何グラムもこぼすことはないまでも、無洗米なら、ひと粒もムダになるお米が出ませんね。
そんなところも、良い点だと思います。
無洗米はどのくらい日持ちするの?買い置きするなら何グラム?
米袋を見ていただくとわかりますが、お米には賞味期限が記載されていません。
あるのは、精米年月日のみです。
お米は保存食糧ですので日持ちはしますが、それでも精米年月日を基準にして、なるべく早く食べきることをオススメします。
美味しく食べられる期間は保存状態にもよりますが、春なら1ヶ月、梅雨時と夏場は3週間くらいと、案外短いのです。

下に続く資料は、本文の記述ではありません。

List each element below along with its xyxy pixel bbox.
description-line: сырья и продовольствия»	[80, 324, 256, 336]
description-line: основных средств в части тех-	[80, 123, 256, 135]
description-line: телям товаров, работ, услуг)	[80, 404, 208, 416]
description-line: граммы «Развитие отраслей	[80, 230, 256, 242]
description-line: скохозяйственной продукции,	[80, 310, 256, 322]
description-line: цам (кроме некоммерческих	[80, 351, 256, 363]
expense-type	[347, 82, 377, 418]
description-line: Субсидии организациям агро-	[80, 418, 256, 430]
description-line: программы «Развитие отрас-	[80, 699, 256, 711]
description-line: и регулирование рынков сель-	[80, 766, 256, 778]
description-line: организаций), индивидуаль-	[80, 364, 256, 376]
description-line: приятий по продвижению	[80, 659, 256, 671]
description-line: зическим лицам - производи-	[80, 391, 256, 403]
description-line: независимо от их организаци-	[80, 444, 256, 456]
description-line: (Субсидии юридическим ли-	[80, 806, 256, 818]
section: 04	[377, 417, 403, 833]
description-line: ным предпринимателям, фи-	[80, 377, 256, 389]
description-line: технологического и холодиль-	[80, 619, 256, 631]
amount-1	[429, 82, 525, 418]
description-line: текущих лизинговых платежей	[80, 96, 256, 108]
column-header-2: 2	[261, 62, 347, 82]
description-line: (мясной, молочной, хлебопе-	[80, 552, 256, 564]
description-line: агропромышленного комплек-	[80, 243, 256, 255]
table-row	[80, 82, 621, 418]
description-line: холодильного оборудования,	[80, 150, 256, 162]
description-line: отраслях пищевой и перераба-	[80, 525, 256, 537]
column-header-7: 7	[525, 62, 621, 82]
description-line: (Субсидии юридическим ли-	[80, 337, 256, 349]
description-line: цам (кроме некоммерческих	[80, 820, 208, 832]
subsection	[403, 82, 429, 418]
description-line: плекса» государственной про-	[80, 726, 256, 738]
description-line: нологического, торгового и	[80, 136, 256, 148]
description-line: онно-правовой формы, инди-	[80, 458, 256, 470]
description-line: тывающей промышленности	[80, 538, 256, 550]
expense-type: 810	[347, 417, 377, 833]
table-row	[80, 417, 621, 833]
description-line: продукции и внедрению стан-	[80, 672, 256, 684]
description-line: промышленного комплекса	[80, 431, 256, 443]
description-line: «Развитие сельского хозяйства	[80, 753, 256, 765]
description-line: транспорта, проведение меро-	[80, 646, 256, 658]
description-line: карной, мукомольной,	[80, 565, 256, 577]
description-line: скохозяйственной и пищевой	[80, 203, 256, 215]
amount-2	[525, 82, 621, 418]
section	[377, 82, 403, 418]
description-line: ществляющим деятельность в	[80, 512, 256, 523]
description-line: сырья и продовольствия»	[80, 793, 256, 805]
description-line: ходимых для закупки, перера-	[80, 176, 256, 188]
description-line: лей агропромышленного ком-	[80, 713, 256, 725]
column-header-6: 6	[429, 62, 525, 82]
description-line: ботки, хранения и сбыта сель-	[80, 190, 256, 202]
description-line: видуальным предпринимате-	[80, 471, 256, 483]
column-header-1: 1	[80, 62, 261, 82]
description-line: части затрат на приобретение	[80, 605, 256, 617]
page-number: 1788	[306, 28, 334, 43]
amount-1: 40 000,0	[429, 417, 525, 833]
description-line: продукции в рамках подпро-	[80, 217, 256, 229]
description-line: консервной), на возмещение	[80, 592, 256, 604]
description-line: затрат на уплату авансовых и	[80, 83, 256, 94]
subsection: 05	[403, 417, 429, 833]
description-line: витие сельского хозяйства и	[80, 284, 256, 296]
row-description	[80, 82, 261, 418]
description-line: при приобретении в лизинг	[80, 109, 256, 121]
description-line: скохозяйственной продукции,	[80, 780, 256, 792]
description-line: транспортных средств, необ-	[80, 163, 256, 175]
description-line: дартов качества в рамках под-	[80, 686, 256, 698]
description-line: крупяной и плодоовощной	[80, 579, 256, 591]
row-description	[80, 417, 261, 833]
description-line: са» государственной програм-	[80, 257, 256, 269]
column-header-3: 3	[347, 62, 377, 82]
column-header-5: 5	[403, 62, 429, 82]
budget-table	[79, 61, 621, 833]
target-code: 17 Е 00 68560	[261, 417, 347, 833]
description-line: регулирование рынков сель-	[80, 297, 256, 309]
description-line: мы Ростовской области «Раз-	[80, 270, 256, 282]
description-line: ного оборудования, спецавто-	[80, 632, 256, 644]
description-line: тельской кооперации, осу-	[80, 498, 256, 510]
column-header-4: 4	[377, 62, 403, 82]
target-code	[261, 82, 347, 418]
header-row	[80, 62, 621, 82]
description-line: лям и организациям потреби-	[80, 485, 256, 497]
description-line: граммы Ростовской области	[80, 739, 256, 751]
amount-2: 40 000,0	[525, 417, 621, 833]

お米は温度が下がると、酸化の速度も遅くなりますが、冬でも2ヶ月くらいを目安に使い切るようにします。
酸化するのはお米に付着しているぬかですが、ご承知のように無洗米は、ぬかがあらかじめ落とされているので、保存性は高くなりますね。
このように、無洗米は精白米より酸化しにくいので、ある程度、買い置きが可能である点もメリットだと思います。
無洗米1合を160グラムで計算した場合、毎日2合炊くとすると、米10キロを31日くらい、5キロを15日くらい、3キロを9日くらいで食べきれることになります。
無洗米の銘柄により、米粒の大きさも様々ですので、ご家庭で購入した無洗米が、1合あたり何グラムになるかを一度は確認してみてくださいね。
それが分かったら、美味しい期間内に食べきれる量を買うようにしましょう。
研がずに炊ける無洗米で、美味しさとエコライフを
お米を洗う手間がなく、時間とお水を節約できるメリットや、自然環境への負担も少ない無洗米。
最近は、銘柄も増えて、全国の米どころで、美味しい無洗米が次々に誕生しています。
米粒の大きさや、食味もいろいろあり、甘みや香りも銘柄ごとに様々です。
その中からお気に入りの無洗米を見つけて、その美味しさとエコライフを楽しんでみてはいかがでしょう。